156. The antibody molecule for use of claim 154 or 155, wherein the anti-APRIL antibody molecule comprises a VH comprising the amino acid sequence of SEQ ID NO: 296, an amino acid sequence having at least 85%, 90%, 95%, 96%, 97%, 98%, or 99% identity thereto, or an amino acid sequence differing by no more than 1, 2, 3, 4, 5, 6, 7, 8, 9, or 10 amino acids therefrom.

157. The antibody molecule for use of any of claims 154-156, wherein the anti-APRIL antibody molecule comprises a VL comprising the amino acid sequence of SEQ ID NO: 286, or an amino acid sequence having at least 85%, 90%, 95%, 96%, 97%, 98%, or 99% identity thereto, or an amino acid sequence differing by no more than 1, 2, 3, 4, 5, 6, 7, 8, 9, or 10 amino acids therefrom.

158. Tire antibody molecule for use of any of claims 154-157, wherein the anti-APRIL antibody molecule comprises a VH comprising the amino acid sequence of SEQ ID NO: 296, and a VL comprising the amino acid sequence of SEQ ID NO: 286.

159. The antibody molecule for use of any of claims 154-158, wherein the anti-APRIL antibody molecule comprises a heavy chain constant region of IgG2 and a light chain constant region of kappa.

160. The antibody molecule for use of any of claims 154-159, wherein the anti-APRIL antibody molecule is sibeprenlimab.

161. The antibody molecule for use of any of claims 154-160, wherein the anti-APRIL antibody molecule is to be administered at a dose of 2 mg/kg, 4 mg/kg, or 8 mg/kg.

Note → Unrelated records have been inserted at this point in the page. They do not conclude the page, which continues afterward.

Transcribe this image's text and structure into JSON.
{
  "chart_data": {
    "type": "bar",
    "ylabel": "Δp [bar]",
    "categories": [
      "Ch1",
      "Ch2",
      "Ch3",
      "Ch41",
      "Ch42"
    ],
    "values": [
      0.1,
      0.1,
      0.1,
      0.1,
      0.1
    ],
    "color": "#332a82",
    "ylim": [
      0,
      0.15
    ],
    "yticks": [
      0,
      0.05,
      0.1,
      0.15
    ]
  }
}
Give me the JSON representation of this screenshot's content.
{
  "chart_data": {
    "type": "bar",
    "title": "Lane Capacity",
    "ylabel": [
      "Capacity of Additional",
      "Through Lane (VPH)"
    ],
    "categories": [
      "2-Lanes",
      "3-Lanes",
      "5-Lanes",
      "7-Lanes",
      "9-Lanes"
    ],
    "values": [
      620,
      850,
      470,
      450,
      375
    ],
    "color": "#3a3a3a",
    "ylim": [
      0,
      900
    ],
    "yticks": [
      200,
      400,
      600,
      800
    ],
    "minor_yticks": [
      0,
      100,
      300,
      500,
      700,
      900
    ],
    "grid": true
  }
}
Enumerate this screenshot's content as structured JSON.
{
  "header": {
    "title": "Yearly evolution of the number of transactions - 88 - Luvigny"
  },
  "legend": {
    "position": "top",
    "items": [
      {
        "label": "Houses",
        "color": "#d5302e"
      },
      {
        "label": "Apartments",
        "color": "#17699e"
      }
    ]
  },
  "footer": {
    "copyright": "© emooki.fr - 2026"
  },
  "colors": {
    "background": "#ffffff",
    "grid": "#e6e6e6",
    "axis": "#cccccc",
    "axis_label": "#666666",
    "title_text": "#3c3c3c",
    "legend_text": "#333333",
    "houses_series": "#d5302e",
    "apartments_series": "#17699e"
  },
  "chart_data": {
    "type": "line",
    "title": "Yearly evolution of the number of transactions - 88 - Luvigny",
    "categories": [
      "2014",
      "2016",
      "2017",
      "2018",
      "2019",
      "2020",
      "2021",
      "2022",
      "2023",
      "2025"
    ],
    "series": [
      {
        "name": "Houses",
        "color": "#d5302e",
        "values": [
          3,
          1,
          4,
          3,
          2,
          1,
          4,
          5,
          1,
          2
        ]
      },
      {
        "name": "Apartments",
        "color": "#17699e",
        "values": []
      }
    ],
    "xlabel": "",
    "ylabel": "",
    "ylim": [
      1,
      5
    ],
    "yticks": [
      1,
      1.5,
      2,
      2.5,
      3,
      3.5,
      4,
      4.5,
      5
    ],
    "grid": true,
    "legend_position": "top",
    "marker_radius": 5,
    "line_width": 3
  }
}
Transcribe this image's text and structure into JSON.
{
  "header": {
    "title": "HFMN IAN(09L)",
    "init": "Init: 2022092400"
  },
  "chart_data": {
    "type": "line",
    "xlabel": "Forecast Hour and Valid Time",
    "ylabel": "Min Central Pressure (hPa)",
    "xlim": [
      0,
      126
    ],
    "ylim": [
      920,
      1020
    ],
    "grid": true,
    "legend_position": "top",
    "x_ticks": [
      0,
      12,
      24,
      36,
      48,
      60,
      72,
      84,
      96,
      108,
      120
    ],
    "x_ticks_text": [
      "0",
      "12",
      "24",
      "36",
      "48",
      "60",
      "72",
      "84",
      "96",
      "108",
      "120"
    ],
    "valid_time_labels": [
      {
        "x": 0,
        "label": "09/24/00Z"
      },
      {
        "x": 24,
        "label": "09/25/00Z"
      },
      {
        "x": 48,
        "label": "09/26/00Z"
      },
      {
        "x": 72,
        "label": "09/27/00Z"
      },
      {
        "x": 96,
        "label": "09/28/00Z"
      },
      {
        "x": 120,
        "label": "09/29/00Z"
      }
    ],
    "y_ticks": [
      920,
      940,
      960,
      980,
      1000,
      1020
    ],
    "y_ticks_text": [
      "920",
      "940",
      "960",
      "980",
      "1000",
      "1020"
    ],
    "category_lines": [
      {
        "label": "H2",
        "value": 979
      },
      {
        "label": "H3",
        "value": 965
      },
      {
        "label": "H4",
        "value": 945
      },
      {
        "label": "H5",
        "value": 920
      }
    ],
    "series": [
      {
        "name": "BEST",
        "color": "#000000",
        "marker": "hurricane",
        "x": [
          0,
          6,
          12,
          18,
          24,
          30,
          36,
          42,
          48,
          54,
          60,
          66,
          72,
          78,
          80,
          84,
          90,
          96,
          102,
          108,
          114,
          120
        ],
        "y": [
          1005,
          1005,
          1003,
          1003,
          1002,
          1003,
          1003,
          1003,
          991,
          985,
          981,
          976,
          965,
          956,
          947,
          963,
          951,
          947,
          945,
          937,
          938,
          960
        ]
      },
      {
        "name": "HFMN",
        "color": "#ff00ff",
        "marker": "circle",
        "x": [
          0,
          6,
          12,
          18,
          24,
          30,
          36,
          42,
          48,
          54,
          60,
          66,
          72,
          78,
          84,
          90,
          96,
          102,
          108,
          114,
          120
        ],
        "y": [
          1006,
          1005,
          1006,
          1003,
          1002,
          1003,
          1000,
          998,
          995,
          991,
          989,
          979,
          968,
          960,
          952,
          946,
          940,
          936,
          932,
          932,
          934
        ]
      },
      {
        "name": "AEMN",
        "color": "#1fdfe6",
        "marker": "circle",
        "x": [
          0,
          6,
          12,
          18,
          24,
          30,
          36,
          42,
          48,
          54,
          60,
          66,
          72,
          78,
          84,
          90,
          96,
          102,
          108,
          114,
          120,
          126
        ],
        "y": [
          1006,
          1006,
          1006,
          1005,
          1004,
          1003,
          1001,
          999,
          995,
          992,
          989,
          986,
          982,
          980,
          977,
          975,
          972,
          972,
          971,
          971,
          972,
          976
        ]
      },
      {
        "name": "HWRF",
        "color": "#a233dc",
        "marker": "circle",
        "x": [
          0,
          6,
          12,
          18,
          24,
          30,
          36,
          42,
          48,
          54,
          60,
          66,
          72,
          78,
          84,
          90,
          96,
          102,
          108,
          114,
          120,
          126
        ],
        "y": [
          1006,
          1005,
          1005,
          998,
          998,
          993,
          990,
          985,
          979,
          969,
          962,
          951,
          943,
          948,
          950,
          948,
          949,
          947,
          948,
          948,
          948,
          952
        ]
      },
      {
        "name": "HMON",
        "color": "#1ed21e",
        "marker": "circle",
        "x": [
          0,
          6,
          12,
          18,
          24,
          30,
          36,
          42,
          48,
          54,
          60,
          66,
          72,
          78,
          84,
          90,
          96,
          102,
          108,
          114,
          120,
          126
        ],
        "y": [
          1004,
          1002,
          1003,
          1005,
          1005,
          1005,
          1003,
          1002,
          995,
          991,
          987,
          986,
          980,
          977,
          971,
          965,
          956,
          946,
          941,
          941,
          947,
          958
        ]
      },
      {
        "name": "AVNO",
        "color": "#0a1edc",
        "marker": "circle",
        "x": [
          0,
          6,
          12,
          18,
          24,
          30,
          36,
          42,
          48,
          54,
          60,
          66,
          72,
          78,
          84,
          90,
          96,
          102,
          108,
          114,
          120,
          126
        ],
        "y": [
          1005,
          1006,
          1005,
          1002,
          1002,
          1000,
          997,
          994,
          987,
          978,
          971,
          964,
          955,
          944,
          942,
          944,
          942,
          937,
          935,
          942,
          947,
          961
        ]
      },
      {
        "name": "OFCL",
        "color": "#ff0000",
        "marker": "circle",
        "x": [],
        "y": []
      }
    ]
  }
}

162. The antibody molecule for use of any of claims 154-161, wherein the anti-APRIL antibody molecule is to be administered once a month, once every two months, once every three months, or once every six months.

163. The antibody molecule for use of any of claims 154-162, wherein the anti-APRIL antibody molecule is to be administered repeatedly, e g., at least 2, 3, 4, 5, 6, 7, 8, 9, 10, 11, 12, 13, 14, 15, 16, 17, 18, 19, 20, 21, 22, 23, 24, 25, 26, 27, 28, 29, 30, 31, 32, 33, 34, 35, or 36 times.

164. The antibody molecule for use of any of claims 154-163, wherein the anti-APRIL antibody molecule is to be administered once a month for a period of at least 1, 2, 3, 4, 5, 6, 7, 8, 9, 10, 11, 12, 13, 14, 15, 16, 17, 18, 19, 20, 21, 22, 23, 24, 25, 26, 27, 28, 29, 30, 31, 32, 33, 34, 35, or 36 months.

165. The antibody molecule for use of any of claims 154-164, wherein the anti-APRIL antibody molecule is to be administered intravenously or subcutaneously.